In 1971, with a ride in Formula 5000 at the Questor Grand Prix, Savage had a throttle jam itself wide-open, sending him hard into the wall. The resulting near-fatal head injuries would put him out of racing for five months.
Returning to the cockpit for 1972, Savage signed with Patrick-Michner Racing Teamfor a full season in the USAC Championship Car series. This would give the young driver the opportunity to compete in his first Indianapolis 500. The first season with Patrick was unfruitful, with Savage failing to finish in all but one race. His Indianapolis 500 debut was equally inauspicious. Undaunted, he returned to the main Patrick STP organization for 1973, teamed alongside Gordon Johncock. He collected a pair of top-fives in the double-header at Trenton as the team began preparations for Indianapolis.
The 1973 Indianapolis 500, turned out to be one of the darkest chapters of motor racing history that many would prefer to forget. From the outset, practice was plagued with rain and high winds, Art Pollard crashed hard in a practice session on Pole Day, sustaining fatal injuries. When qualifications began for the 500, Savage was the first to break the track record with a four lap average of 196.582 mph.
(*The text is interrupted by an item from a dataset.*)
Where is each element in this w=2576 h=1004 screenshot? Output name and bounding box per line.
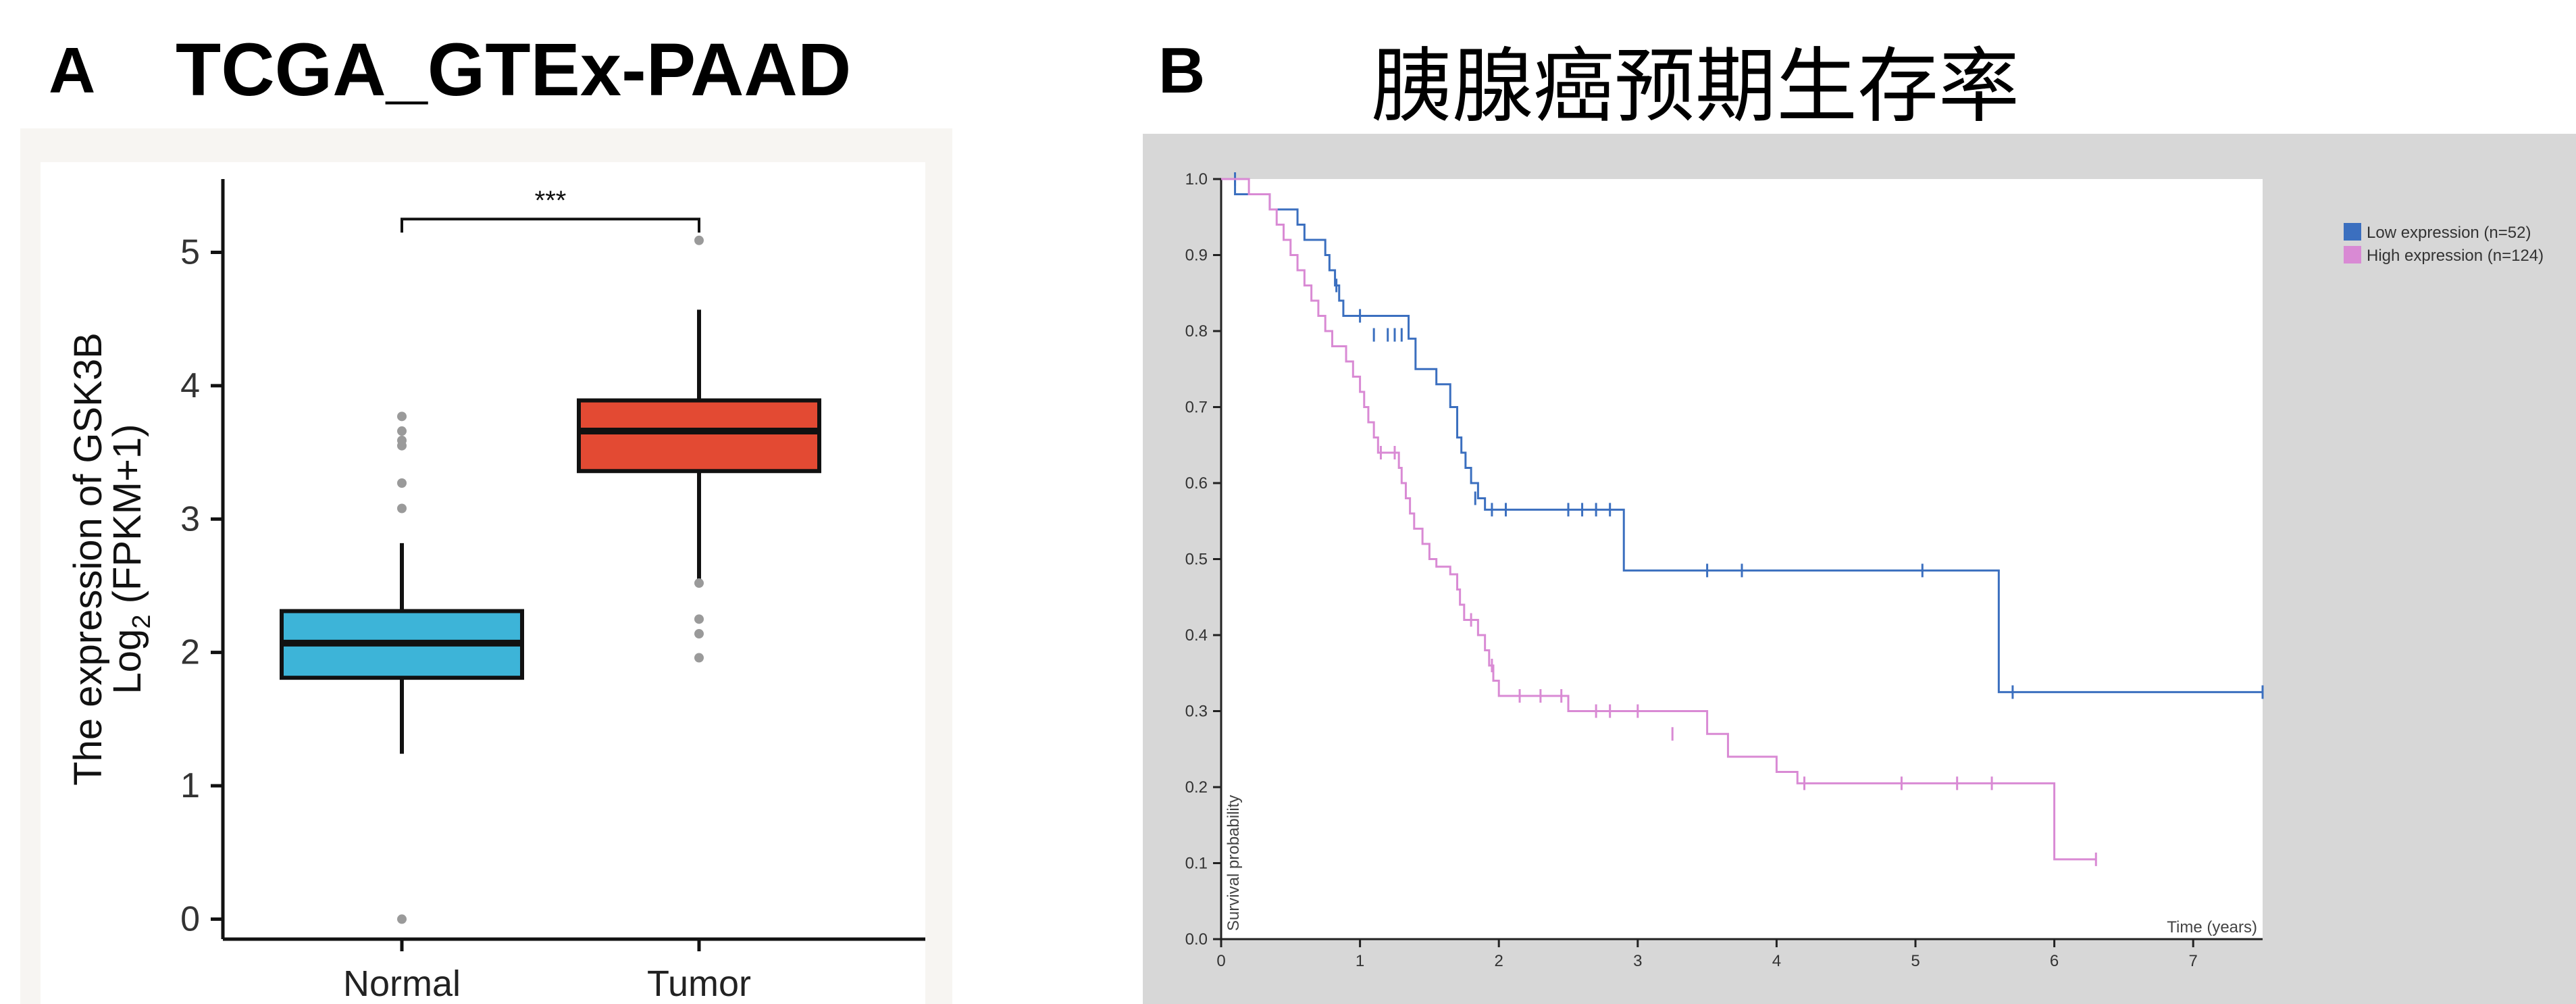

When qualifications had concluded, he ended up with the fourth starting spot. A Monday race day downpour delayed the start for more than four hours. At the drop of the green, a horrifying scene unfolded as eleven cars crashed, and Salt Walther’s machine climbed the catch fence. The fuel tank of Walther’s car split open, spraying burning fuel into the front stretch grandstands. While the injured spectators and drivers were being attended to, the rains began to fall again, delaying the race until the next morning. Again, the skies opened up and again, another day was lost. The rains continued on Wednesday morning, but the clouds finally broke and the cars roared off for the start shortly after 2:00 pm.
Bobby Unser took the early lead. When Unser had an unusually long pit stop, Savage found himself leading the Indianapolis 500 for the first time in his career. He darted into the pit lane on lap 57, he headed back onto the race. In the blink of an eye, everything changed. Some say that the rear wing broke, others speculate that there was oil on the track. Whatever the case may be, Savage’s car inexplicably veered off of turn 4 and slammed into the inside retaining wall nearly head on. The car exploded into pieces as a fireball erupted. Burned, battered and bruised, the good-natured Savage still managed to crack a few jokes with the rescue workers that transported him to the hospital. The rains hit the Speedway once again, ending the race after 332 miles. Savage’s teammate ,Gordon Johncock, was declared the winner. Despite multiple injuries, Savage was in good spirits and the prognosis seemed cautiously hopeful for a full recovery.
However, he succumbed thirty-three days after the accident to complications from severe damage to his lungs from the fumes he had inhaled. He was just 26 years old.